De vuelta en el ático de Hannah sin camisa, o como decidieron llamarla mientras durara la estancia de Hannah del Ascensor: Nannah, abreviatura de Hannah Nativa. En cuanto al Bernard nativo, todos decidieron llamarlo simplemente Bard, pues así le llamaban los pocos amigos que tenía en este mundo.

Nannah llevaba un rato observando a su homóloga de otro mundo desde la comodidad de su sofá. Y, por supuesto, ahora se había puesto una camisa. Hannah llevaba casi una hora entera armando un escándalo… y, en cierto modo, estaba de acuerdo con ella.

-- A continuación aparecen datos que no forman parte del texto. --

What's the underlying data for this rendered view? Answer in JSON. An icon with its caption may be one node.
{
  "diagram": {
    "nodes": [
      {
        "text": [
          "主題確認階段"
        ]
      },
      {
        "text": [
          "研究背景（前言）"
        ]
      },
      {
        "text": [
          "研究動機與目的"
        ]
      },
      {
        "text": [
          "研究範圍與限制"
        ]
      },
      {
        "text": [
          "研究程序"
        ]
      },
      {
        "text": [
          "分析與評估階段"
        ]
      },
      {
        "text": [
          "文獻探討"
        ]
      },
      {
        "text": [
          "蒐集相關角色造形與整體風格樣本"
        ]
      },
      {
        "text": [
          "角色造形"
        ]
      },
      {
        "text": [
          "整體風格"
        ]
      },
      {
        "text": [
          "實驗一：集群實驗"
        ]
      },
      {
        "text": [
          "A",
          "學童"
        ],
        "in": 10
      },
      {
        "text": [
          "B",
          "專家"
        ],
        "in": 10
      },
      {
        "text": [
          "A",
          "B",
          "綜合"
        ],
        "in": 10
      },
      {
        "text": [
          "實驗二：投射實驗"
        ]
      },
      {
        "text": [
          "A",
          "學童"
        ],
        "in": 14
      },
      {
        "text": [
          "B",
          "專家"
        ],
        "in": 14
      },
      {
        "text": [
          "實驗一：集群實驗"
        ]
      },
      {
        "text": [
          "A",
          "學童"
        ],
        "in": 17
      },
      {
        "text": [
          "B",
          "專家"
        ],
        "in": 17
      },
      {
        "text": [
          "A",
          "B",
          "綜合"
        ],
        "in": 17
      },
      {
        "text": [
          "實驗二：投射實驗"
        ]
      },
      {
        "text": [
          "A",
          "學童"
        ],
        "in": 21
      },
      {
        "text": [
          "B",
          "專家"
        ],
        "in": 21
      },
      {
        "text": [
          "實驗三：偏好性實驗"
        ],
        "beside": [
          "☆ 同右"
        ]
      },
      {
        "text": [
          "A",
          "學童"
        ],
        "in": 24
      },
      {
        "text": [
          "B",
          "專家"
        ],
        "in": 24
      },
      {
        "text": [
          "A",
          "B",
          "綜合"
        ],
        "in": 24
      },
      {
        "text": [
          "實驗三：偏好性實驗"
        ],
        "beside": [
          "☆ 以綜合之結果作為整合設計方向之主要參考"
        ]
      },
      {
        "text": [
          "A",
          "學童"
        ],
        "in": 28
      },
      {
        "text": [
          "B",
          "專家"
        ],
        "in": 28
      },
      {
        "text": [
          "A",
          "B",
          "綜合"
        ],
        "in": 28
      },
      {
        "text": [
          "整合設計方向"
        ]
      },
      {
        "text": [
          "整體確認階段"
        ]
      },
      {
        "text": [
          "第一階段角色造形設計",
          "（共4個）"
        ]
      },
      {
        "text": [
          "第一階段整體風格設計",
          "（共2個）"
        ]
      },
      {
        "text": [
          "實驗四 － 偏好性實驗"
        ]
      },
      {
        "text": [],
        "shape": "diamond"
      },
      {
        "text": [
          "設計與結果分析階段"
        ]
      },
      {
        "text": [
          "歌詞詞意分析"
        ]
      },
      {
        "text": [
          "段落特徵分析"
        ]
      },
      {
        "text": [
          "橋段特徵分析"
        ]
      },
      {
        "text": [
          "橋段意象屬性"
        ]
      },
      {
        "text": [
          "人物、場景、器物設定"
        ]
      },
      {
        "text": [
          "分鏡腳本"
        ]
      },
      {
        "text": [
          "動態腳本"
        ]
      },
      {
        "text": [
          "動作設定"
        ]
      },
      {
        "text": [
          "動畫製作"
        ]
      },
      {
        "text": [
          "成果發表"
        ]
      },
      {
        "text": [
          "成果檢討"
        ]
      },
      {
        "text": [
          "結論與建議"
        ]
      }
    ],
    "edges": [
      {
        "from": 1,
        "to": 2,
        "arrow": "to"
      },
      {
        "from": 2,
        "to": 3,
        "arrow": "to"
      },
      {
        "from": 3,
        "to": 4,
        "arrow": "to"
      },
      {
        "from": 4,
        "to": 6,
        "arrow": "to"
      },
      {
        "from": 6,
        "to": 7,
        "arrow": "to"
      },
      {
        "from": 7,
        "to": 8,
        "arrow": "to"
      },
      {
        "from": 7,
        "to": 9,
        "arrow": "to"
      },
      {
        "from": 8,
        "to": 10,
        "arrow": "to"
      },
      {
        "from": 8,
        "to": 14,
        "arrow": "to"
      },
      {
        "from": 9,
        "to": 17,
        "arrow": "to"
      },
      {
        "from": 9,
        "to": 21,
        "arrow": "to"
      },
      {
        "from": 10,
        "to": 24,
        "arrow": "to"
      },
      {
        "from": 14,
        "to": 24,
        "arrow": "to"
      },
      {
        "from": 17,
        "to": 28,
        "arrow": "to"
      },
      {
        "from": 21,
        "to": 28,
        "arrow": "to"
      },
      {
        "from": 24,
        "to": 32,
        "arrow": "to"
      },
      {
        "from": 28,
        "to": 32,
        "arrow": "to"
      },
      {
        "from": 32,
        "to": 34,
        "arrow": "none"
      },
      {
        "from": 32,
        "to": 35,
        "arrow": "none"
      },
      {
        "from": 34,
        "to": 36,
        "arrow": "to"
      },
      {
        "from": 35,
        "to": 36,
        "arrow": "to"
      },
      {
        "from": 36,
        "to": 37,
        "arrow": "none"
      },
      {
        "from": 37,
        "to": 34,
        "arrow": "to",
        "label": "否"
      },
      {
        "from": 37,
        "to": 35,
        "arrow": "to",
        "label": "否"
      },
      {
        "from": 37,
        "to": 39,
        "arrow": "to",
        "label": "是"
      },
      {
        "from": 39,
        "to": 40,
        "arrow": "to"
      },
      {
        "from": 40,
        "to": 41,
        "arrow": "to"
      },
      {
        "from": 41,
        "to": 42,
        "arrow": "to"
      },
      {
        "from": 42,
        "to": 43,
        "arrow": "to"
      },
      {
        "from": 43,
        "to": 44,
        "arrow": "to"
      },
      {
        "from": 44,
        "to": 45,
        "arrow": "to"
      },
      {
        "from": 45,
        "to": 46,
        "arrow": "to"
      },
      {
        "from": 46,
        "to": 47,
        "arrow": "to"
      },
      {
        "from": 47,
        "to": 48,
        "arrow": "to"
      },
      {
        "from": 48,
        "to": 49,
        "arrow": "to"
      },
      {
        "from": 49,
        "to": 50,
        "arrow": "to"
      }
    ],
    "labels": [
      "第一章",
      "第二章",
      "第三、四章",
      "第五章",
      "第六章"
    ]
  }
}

Lo único que le pareció bastante irritante fue que estuviera discutiendo con su madre… sin miedo.

—¡Agg! ¡Ya no sé qué hacer, esperemos a Riley aquí y ya está! ¡Seguro que aparecerá por arte de magia en un lugar supercasual, comiendo un helado o lo que sea! —soltó Hannah en un último refunfuño mientras se alejaba de Diana.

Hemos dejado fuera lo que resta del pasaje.